Солдат пожал плечами:

– Нет.

– Почему? – удивился Зобов.

– Не люблю, когда заставляют дурацкие приказы выполнять.

Зобов откинулся на спинку топчана.

– Так-так, – сказал он, щурясь, – умишко есть. Ладно, оставим хаханьки и поговорим всерьез. Имеется: шахта со стратегической и командно-пусковой пункт. Пункт заблокирован, но связь и управление ракетой не потеряны. Как сделать, чтобы за десять тысяч километров отсюда узнали, что мы здесь не по своей воле. Ясно объясняю?

– Ясно, – кивнул солдатик. – Радиосвязи тоже нет?

– Хрен ее знает, – сказал Зобов, – есть она или нет. Лампочки на рации мигают, стрелки бегают, а никто не отвечает.

– Антенну обрезали, – сказал ефрейтор. – Ясное дело.

Снова все замолчали.

– У меня земляк в БОПРе служит, – сказал солдатик. – Оператор-планшетист. Ему из секретки каждый день шифрованные телеграммы приходят с данными на разные спутники. Фото, телевизионные разведчики. Он их время подлета-ухода вычисляет и на этот промежуток времени дает приказ на радиомолчание – чтоб те по излучению локаторы не засекли.

– Есть такое дело, – сказал Зобов. – Командиром у них… э-э… майор Вострецов. Грамотный мужик, но не деловой. Их хибара на краю части, у колючки.

– Я думаю, нам это радиомолчание нарушить надо, – продолжил ефрейтор. – Подать сигнал SOS, например.

– Соси не соси, – пробурчал Зобов, – а радио у нас не работает. Только что сказано было.

– Не обязательно радиоволнами. Боеголовка фонит? В смысле, радиационный фон от нее исходит?

– Должен быть, – сказал Зобов. – Инструкция врет, что небольшой, но я думаю, если сутки с ней в обнимку побыть, потом обнималка на полшестого смотреть будет. Так, значит, ты, младший сержант, думаешь, что надо крышечку над шахтой открыть, а спутники, которые, по причине чрезвычайной ситуации над Калчами как виноград повисли, ее и засекут.

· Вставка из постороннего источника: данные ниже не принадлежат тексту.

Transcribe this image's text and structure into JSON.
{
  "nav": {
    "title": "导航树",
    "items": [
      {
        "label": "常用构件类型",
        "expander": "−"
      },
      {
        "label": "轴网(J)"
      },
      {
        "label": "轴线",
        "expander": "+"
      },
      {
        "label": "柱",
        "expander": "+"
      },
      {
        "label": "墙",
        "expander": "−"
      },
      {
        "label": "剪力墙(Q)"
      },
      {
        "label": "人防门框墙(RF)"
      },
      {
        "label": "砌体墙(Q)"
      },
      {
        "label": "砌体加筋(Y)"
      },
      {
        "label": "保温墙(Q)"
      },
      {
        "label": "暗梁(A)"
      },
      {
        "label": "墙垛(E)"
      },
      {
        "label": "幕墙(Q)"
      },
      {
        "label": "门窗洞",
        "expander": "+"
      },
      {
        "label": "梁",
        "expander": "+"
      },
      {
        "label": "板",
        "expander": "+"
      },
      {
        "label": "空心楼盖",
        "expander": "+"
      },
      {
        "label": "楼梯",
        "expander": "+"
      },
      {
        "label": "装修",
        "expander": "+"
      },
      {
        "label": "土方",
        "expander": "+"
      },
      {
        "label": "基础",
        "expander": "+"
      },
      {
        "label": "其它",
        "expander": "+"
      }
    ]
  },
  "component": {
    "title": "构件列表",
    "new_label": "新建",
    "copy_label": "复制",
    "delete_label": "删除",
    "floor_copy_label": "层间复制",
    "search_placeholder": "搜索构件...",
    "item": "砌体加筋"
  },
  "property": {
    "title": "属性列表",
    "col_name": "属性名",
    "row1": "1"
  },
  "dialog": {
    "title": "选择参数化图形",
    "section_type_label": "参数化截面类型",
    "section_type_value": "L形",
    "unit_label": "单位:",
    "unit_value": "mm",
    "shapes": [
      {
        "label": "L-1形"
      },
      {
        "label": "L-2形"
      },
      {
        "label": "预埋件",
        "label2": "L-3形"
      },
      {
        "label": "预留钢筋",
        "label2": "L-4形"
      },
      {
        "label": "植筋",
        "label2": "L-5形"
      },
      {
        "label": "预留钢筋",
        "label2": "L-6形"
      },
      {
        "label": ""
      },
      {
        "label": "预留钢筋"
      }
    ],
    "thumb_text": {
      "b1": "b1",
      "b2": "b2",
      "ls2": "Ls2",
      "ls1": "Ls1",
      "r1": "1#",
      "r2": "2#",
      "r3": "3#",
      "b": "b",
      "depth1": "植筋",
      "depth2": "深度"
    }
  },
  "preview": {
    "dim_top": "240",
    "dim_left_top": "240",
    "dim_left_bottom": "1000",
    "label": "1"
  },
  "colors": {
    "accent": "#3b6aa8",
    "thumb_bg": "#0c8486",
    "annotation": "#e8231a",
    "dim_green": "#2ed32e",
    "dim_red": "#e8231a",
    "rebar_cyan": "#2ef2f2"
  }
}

– Не только засекут, но и увидят, – сказал ефрейтор. – А если мы эту крышечку будем туда-сюда гонять, то можно азбуку Морзе изобразить. Три точки – три тире – три точки. SOS.

Зобов вскочил с топчана.

– Ну ты, сержант – нет, старший сержант – голова! Я всегда говорил: тонкая шея и очки – признак мудрости. Капитан, чего разлегся! На сколько резервных аккумуляторов для электромоторов хватит?

– На час, – с сомнением произнес Ефимов. – Нет, на полчаса.

– Годится, – сказал Зобов. – Давай к пульту.

«Уверен?», «Yes – No» – засветилось на экране монитора.

– Ты не увлекайся, – предупредил Зобов, когда в командный пункт проник протяжный вой сирены. – Крышку-то открой, а ручонки к кнопочке не тяни. Нажмешь еще в экстазе. И сирену выруби. Не надо демонстрацию устраивать. О господи! Пусти, я сам.

Прошло пять минут, десять, полчаса. Стрелка на приборе контроля емкости аккумуляторов склонилась к красному сектору.

– Все, – сказал капитан, – сдохли. Даже крышку не до конца закрыли.

– Плевать на нее, – отмахнулся Зобов. – Все, что смогли, мы сделали. На свет да чай энергии хватит, вентиляторы вроде шевелятся – чего еще надо. Пошли поужинаем… или позавтракаем. Что там у нас на палубе – день или ночь?

– Двенадцать дня, – доложил ефрейтор.

– Тогда пообедаем, да по обычаю предков вздремнем часок-другой. Ефимов, знаешь, почему после обеда глаза закрываются?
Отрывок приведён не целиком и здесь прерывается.